Findings from our recent study reveal the scope of the opioid crisis’s impact on parents and children and the persistence of problems with other substances. They also reveal the urgent need for health plans and payers to expand their engagement with those impacted by substance use disorder to deliver the services they need to recover and mitigate the adverse consequences on children and families.
The scope of the problem
Opioids aren’t the only issue. Forty-two percent of parents with OUD had one or more other substance use disorders, most commonly alcohol use disorder (22.4 percent).
Even more of these parents have mental health challenges.

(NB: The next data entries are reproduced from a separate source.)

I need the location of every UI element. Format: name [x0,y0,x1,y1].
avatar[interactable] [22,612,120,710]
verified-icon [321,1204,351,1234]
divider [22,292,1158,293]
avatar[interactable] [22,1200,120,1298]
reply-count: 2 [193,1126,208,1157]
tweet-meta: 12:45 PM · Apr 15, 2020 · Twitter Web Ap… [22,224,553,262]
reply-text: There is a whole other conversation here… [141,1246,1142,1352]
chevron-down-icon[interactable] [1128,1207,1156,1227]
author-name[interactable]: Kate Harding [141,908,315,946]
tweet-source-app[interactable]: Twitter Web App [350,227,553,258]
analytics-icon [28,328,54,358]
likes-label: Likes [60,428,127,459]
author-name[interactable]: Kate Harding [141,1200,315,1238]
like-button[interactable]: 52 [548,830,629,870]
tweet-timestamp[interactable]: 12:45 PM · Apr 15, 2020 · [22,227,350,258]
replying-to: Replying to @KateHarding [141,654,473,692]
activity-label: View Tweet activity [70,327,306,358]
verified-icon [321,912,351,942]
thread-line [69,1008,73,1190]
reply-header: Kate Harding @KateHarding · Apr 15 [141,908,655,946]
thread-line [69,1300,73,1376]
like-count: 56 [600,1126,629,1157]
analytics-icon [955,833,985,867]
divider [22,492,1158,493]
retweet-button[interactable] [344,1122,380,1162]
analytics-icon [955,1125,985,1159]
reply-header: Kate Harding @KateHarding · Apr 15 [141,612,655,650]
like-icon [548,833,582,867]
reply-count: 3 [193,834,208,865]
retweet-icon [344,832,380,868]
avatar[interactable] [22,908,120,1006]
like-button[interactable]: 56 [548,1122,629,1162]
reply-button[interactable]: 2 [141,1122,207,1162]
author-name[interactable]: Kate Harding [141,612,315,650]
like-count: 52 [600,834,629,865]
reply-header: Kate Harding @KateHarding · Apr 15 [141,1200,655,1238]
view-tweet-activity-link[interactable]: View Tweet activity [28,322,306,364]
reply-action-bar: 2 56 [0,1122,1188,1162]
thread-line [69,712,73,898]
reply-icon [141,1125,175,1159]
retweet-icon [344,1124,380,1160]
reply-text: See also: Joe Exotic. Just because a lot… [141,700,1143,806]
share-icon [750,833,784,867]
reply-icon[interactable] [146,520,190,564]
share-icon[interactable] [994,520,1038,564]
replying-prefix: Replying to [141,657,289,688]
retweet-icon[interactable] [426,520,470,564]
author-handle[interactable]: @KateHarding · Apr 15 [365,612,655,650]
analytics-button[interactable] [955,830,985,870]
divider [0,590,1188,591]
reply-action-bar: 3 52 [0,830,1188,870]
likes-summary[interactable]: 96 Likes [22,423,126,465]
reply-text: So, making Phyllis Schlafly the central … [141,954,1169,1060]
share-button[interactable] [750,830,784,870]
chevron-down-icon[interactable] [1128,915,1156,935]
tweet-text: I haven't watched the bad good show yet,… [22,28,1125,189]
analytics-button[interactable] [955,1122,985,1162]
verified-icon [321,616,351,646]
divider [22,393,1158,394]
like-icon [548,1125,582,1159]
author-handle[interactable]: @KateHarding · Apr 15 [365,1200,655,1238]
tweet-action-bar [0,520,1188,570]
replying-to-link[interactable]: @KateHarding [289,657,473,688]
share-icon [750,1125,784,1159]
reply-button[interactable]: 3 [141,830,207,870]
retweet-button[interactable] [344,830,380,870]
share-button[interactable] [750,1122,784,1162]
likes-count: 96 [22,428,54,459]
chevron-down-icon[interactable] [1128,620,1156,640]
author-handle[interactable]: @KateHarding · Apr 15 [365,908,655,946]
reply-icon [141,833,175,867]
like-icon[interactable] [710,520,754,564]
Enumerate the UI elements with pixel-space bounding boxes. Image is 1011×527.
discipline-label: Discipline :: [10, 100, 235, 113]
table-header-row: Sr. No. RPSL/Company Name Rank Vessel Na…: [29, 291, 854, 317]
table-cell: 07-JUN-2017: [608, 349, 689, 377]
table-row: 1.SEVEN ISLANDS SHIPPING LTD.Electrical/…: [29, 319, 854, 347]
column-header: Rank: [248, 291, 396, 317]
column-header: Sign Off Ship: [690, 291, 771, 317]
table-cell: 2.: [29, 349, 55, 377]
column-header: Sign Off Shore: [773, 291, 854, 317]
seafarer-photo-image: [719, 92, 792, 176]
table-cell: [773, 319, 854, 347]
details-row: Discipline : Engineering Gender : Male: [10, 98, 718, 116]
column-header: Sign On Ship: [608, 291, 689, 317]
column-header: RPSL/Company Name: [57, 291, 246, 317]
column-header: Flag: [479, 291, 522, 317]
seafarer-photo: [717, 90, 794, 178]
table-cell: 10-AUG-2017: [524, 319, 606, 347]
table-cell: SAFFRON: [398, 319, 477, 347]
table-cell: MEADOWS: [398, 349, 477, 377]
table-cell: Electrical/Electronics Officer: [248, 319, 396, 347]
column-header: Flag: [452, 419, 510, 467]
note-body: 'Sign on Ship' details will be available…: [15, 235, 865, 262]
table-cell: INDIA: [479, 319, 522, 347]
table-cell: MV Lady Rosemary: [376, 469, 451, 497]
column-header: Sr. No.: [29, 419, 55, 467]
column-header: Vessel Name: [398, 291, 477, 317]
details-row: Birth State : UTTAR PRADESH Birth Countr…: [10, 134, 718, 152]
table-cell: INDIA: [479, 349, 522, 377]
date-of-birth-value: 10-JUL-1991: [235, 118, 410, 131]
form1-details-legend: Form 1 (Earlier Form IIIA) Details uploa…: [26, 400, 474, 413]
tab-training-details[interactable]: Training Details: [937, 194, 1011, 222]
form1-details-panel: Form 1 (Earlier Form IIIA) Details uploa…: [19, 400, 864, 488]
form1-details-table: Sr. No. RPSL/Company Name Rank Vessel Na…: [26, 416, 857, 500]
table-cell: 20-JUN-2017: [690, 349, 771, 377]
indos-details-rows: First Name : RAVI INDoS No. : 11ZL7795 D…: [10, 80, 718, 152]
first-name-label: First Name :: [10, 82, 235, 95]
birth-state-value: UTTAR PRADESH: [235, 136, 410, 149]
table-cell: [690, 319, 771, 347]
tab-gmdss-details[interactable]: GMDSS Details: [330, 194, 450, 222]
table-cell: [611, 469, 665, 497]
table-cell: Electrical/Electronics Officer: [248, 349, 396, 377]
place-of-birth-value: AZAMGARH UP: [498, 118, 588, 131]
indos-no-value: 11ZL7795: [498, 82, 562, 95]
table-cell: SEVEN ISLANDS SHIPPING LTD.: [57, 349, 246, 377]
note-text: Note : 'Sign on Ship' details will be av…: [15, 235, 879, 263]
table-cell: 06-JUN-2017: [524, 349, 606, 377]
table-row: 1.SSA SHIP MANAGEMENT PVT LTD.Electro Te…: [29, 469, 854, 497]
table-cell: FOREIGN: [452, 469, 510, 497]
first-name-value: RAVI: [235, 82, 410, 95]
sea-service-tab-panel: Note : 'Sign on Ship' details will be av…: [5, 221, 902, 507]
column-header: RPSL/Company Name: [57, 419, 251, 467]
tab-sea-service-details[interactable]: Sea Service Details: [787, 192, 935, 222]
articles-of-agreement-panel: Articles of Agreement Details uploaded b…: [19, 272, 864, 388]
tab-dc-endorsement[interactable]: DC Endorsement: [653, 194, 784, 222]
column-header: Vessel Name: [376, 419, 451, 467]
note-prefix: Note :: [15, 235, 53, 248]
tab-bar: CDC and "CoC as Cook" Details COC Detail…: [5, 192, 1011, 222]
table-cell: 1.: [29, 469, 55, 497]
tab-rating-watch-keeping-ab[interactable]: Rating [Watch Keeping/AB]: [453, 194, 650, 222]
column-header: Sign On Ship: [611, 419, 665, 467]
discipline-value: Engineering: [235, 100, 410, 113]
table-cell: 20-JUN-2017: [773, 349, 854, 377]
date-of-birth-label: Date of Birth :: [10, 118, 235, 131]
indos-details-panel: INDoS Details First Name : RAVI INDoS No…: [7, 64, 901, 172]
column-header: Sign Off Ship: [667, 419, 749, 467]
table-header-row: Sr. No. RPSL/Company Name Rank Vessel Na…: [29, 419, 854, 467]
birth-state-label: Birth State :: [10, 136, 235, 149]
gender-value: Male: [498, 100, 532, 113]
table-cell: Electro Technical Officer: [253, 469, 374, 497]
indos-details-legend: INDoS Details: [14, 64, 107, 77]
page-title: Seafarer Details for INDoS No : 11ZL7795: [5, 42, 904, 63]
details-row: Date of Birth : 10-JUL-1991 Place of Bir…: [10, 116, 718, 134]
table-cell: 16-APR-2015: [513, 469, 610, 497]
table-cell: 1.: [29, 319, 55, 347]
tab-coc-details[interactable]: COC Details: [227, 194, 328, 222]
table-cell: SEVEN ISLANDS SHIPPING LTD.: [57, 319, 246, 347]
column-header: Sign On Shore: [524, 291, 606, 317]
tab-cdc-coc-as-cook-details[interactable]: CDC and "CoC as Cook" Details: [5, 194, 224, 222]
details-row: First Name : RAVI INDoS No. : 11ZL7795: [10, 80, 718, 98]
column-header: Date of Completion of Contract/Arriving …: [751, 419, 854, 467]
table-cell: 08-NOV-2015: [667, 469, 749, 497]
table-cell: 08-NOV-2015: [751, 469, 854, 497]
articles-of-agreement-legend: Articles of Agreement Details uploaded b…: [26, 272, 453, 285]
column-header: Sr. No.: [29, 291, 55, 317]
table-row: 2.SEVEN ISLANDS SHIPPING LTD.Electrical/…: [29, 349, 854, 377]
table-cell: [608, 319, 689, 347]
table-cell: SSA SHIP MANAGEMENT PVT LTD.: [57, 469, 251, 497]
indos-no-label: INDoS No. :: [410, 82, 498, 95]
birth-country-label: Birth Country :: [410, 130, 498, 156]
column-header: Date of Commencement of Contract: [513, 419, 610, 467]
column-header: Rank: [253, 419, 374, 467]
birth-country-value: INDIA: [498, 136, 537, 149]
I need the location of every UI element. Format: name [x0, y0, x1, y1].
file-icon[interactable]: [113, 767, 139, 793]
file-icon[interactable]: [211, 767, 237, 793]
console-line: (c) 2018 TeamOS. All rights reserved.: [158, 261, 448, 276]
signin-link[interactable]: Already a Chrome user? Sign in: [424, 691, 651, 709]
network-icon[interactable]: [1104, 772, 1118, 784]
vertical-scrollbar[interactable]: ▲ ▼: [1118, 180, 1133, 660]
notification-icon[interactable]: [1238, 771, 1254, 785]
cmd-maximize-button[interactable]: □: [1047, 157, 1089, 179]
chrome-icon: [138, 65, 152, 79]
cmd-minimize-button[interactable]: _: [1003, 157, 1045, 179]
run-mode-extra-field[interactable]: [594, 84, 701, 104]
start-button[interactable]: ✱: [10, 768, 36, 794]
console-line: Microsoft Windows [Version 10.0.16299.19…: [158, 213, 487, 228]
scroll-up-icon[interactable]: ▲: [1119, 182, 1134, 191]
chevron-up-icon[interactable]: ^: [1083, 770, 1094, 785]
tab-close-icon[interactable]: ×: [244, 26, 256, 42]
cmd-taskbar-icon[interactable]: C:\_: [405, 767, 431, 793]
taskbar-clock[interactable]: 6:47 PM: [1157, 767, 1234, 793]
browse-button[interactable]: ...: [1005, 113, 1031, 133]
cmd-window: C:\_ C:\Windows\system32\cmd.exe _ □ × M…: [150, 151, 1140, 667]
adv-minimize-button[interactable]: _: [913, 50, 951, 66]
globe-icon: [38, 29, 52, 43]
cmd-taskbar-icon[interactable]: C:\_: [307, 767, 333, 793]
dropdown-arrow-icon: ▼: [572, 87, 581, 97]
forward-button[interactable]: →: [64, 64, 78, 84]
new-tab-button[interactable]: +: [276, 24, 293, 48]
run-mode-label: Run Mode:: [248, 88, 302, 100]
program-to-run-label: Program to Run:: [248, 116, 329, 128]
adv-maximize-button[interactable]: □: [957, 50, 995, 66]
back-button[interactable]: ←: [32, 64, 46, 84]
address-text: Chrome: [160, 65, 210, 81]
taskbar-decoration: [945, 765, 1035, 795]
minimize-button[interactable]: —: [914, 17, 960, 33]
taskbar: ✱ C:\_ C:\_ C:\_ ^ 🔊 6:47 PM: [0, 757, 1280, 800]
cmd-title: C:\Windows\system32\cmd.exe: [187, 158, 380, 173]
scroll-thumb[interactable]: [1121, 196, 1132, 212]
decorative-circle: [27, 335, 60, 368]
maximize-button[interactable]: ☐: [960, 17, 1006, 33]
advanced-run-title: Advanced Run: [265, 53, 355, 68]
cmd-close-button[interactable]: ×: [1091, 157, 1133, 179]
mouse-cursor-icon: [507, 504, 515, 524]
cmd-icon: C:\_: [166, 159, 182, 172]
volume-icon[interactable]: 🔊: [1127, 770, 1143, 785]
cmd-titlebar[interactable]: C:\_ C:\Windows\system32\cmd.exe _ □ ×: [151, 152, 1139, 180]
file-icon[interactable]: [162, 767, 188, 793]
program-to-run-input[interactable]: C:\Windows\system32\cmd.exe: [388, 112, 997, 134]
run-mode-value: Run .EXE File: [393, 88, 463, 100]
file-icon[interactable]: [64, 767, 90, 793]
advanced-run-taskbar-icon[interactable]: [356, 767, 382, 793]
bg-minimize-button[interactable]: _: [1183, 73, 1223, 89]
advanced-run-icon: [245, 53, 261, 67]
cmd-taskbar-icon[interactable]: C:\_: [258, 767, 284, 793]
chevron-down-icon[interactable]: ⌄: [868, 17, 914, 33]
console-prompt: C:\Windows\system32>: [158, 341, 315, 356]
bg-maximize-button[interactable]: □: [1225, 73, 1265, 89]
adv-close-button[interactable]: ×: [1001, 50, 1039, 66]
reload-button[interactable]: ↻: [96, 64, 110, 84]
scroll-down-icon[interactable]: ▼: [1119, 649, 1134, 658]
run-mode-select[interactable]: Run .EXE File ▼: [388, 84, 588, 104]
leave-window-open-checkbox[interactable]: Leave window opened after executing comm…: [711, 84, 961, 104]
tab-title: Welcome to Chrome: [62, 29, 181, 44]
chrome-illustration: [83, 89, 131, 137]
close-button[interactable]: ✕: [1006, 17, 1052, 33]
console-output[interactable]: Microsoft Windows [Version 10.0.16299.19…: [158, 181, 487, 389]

More than one in five parents with OUD (20.1 percent) had suicidal thoughts or behavior in the past 12 months, and a similar share had a major depressive episode (25.1 percent) or a serious mental illness (23.5 percent). All these rates are higher for parents with OUD than for parents with other substance use disorders (most commonly alcohol use disorder).
Treatment rates for substance use disorder and mental health problems vary widely among parents with a substance use disorder. Just over one-quarter of parents with OUD received drug or alcohol treatment at a specialty facility or other doctor’s office, compared with about 1 in 20 of those with other substance use disorders. Forty-two percent of parents with OUD received any treatment for mental health in the past 12 months, compared with 26 percent of those with other substance use disorders.
These facts reveal the need to improve parental care by improving whole-person health—including SUD and mental health—and to evaluate whether savings from addressing whole-person health can be found in maternal and pediatric care and in other sectors, such as education, child welfare, and juvenile justice settings.
Three strategies for payers to better connect parents to treatment
1. Better involve primary care and build new infrastructure for primary care providers to effectively address SUD.
Ideally, primary care practices would play a critical role in addressing SUD issues among parents, including screening and diagnosing substance use disorders, motivating behavior change, and facilitating initiation of treatment.
But funding for provider education, technical assistance, and other necessary infrastructure to integrate primary care and pediatrics, mental health, and SUD treatment is often lacking. As a result, not enough primary care providers have the time, training, technology, and support from specialists and other staff to effectively treat parents with an SUD.
2. Focus on parents and children.
Even though primary care spaces are starting to integrate mental health and SUD treatment and strategies are emerging, there is little apparent targeting of parents—not only parents with infants but also those trying to care for their young or adolescent children.
Discussion among providers, insurers, and payers around OUD and SUD often focuses on how to get people into treatment. But for parents especially, we need to discuss the supports needed to retain them in treatment, such as treatment facilities with family-friendly hours and child care.
We also need to discuss the outreach needed for those who do not want treatment, perhaps because they view it as not feasible (like parents balancing jobs and child-rearing), or they fear that a record of SUD treatment could increase the likelihood they lose their job or custody of their children.
We know that parental substance use and mental illness are major risk factors for children’s development and health and that providing accessible care for parents with SUD and mental health needs in primary care settings could be critical. But how can we offer the right incentives and culturally effective programming to develop a skilled and empathic provider workforce and make treatment attractive to parents?
This gap in the discussion and the data will continue to hinder efforts by payers, providers, and communities to achieve better outcomes.
3. Improve maternal screening and other strategies to improve holistic maternal health.
Screening for OUD or SUD is a critical first step to referral and treatment. Medicaid can offer a cost-effective solution for screenings because Medicaid often covers both mother and child. But Medicaid coverage of some maternal depression screenings in pediatric settings may not be enough. Are there other creative strategies that Medicaid and other payers can deploy to address the crisis through the lens of holistic maternal health?
Ultimately, we do not know which providers have the capacity and bandwidth to implement these strategies. To find the answer, we need to dig deeper, both quantitatively and qualitatively. With that knowledge, we can identify gaps and opportunities and develop the most effective solutions for parents over the near and long term.